Pour les catégories aisées qui ont voté Bolsonaro, il n’est plus possible de voir tous ces gens venus de classes « inférieures » accéder à l’université. Pour elles, les seuls qui peuvent suivre des études supérieures au Brésil, ce qui coûte cher, ce sont les riches. Autre exemple : la mesure qui a fait entrer les employés de maison – qui sont 8 millions dans le pays – dans le code du travail a suscité une rancœur terrible parmi ces catégories aisées. Quant au vote pauvre pour Bolsonaro, il est souvent influencé par les évangéliques qui prônent un certain ordre moral. C’est donc un vote marqué par une profonde hostilité à l’encontre de toute transformation sociale qui remettrait en cause les hiérarchies traditionnelles.
Que se produira-t-il si Bolsonaro est élu, au soir du 28 octobre ?
Si Bolsonaro est élu, ce qui est très probable, cela aura d’abord pour conséquence de libérer la violence sociale et politique de ceux qui lui ont accordé son soutien. Il risque d’y avoir des lynchages de personnes homosexuelles, des assassinats politiques. On peut craindre que cette violence ne soit pas réprimée par l’État puisqu’elle sera perpétrée par des partisans du nouveau président. C’est la première fois, au Brésil, qu’il existe une force militante, bénévole et convaincue derrière Bolsonaro.

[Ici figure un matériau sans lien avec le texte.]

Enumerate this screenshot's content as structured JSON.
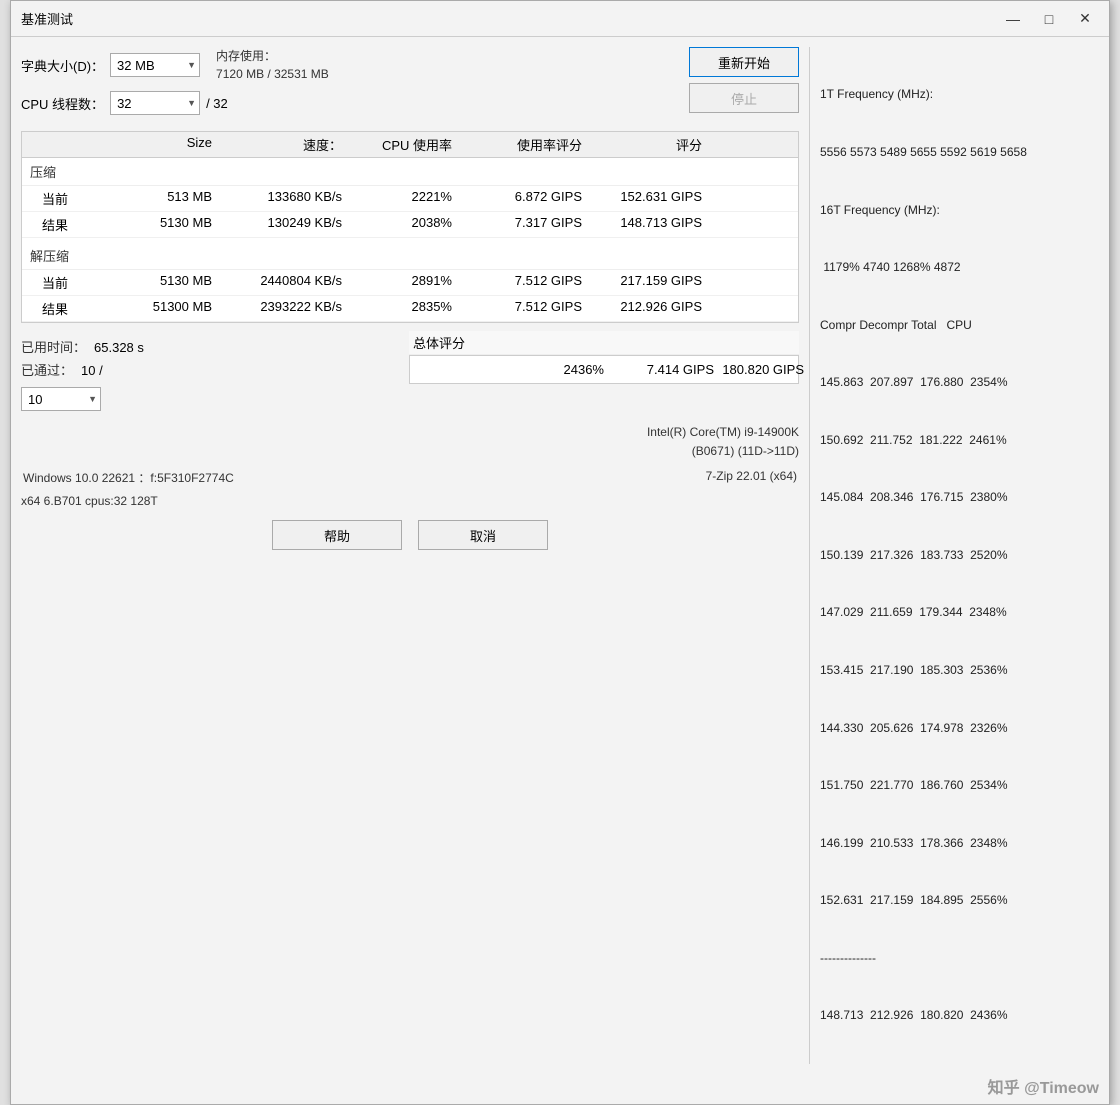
{
  "window": {
    "title": "基准测试"
  },
  "controls": {
    "dict_size_label": "字典大小(D)：",
    "dict_size_value": "32 MB",
    "cpu_threads_label": "CPU 线程数：",
    "cpu_threads_value": "32",
    "cpu_threads_max": "/ 32",
    "mem_line1": "内存使用：",
    "mem_line2": "7120 MB / 32531 MB",
    "btn_restart": "重新开始",
    "btn_stop": "停止"
  },
  "table": {
    "headers": [
      "",
      "Size",
      "速度：",
      "CPU 使用率",
      "使用率评分",
      "评分"
    ],
    "compress_title": "压缩",
    "decompress_title": "解压缩",
    "compress_rows": [
      {
        "label": "当前",
        "size": "513 MB",
        "speed": "133680 KB/s",
        "cpu": "2221%",
        "rating": "6.872 GIPS",
        "score": "152.631 GIPS"
      },
      {
        "label": "结果",
        "size": "5130 MB",
        "speed": "130249 KB/s",
        "cpu": "2038%",
        "rating": "7.317 GIPS",
        "score": "148.713 GIPS"
      }
    ],
    "decompress_rows": [
      {
        "label": "当前",
        "size": "5130 MB",
        "speed": "2440804 KB/s",
        "cpu": "2891%",
        "rating": "7.512 GIPS",
        "score": "217.159 GIPS"
      },
      {
        "label": "结果",
        "size": "51300 MB",
        "speed": "2393222 KB/s",
        "cpu": "2835%",
        "rating": "7.512 GIPS",
        "score": "212.926 GIPS"
      }
    ]
  },
  "bottom": {
    "elapsed_label": "已用时间：",
    "elapsed_value": "65.328 s",
    "passed_label": "已通过：",
    "passed_value": "10 /",
    "pass_select": "10",
    "total_label": "总体评分",
    "total_cpu": "2436%",
    "total_rating": "7.414 GIPS",
    "total_score": "180.820 GIPS"
  },
  "right_panel": {
    "freq_1t_label": "1T Frequency (MHz):",
    "freq_1t_values": "5556 5573 5489 5655 5592 5619 5658",
    "freq_16t_label": "16T Frequency (MHz):",
    "freq_16t_values": " 1179% 4740 1268% 4872",
    "col_header": "Compr Decompr Total   CPU",
    "rows": [
      "145.863  207.897  176.880  2354%",
      "150.692  211.752  181.222  2461%",
      "145.084  208.346  176.715  2380%",
      "150.139  217.326  183.733  2520%",
      "147.029  211.659  179.344  2348%",
      "153.415  217.190  185.303  2536%",
      "144.330  205.626  174.978  2326%",
      "151.750  221.770  186.760  2534%",
      "146.199  210.533  178.366  2348%",
      "152.631  217.159  184.895  2556%"
    ],
    "divider": "--------------",
    "total_row": "148.713  212.926  180.820  2436%"
  },
  "footer": {
    "cpu_line1": "Intel(R) Core(TM) i9-14900K",
    "cpu_line2": "(B0671) (11D->11D)",
    "os_info": "Windows 10.0 22621 ：f:5F310F2774C",
    "zip_info": "7-Zip 22.01 (x64)",
    "arch_info": "x64 6.B701 cpus:32 128T",
    "btn_help": "帮助",
    "btn_cancel": "取消"
  },
  "watermark": "知乎 @Timeow"
}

Ensuite, pendant la première année de mandat, après son investiture à Brasilia en janvier 2019, on peut s’attendre à une dérive autoritaire du pouvoir, avec des mesures qui restreindront l’État de droit, qui permettront de réprimer le syndicalisme ou le militantisme de gauche. Le colistier de Bolsonaro, le général de réserve Hamilton Mourão, qui en cas de victoire deviendra vice-président, propose d’ailleurs un changement de constitution, sans passer par une assemblée constituante. Cette fin de l’État de droit pourra difficilement être empêchée par la communauté internationale, car Bolsonaro souhaite que le Brésil sorte de l’Organisation des Nations Unies, considérée comme « droit de l’hommiste », voire « communiste », car défendant les communautés minoritaires.

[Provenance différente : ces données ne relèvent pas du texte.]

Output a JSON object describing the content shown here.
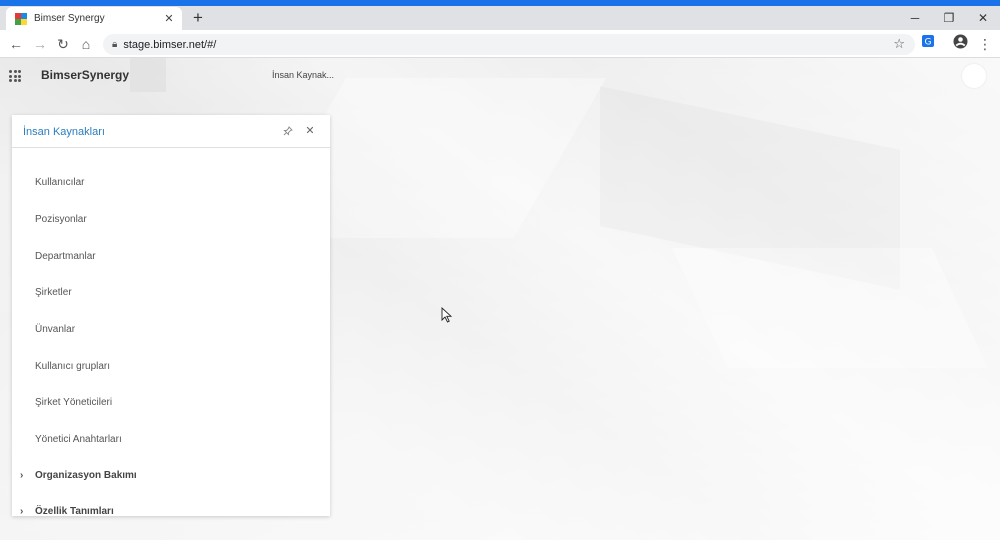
{
  "browser": {
    "tab_title": "Bimser Synergy",
    "url": "stage.bimser.net/#/",
    "accent": "#1a73e8"
  },
  "app": {
    "brand": "BimserSynergy",
    "breadcrumb": "İnsan Kaynak..."
  },
  "panel": {
    "title": "İnsan Kaynakları",
    "title_color": "#2a7dbf",
    "items": [
      "Kullanıcılar",
      "Pozisyonlar",
      "Departmanlar",
      "Şirketler",
      "Ünvanlar",
      "Kullanıcı grupları",
      "Şirket Yöneticileri",
      "Yönetici Anahtarları"
    ],
    "groups": [
      "Organizasyon Bakımı",
      "Özellik Tanımları"
    ]
  }
}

Enfin, une forte répression d’État ciblera la gauche, en particulier le PT, considéré comme un ennemi intérieur. Les violences policières dans les quartiers pauvres risquent d’augmenter, Bolsonaro ayant déclaré qu’il fallait y exiger la reddition des « bandits » et, dans le cas contraire, ne pas hésiter à mitrailler par les airs ces quartiers [ce qui s’est déjà produit en juin 2018, lire notre article, ndlr]. Au-delà des politiques économiques néolibérales qui vont être dures, ce sera un régime très décomplexé sur le recours à la violence et à la répression. Celles-ci seront revendiquées. Nous assistons en direct à la fascisation du Brésil.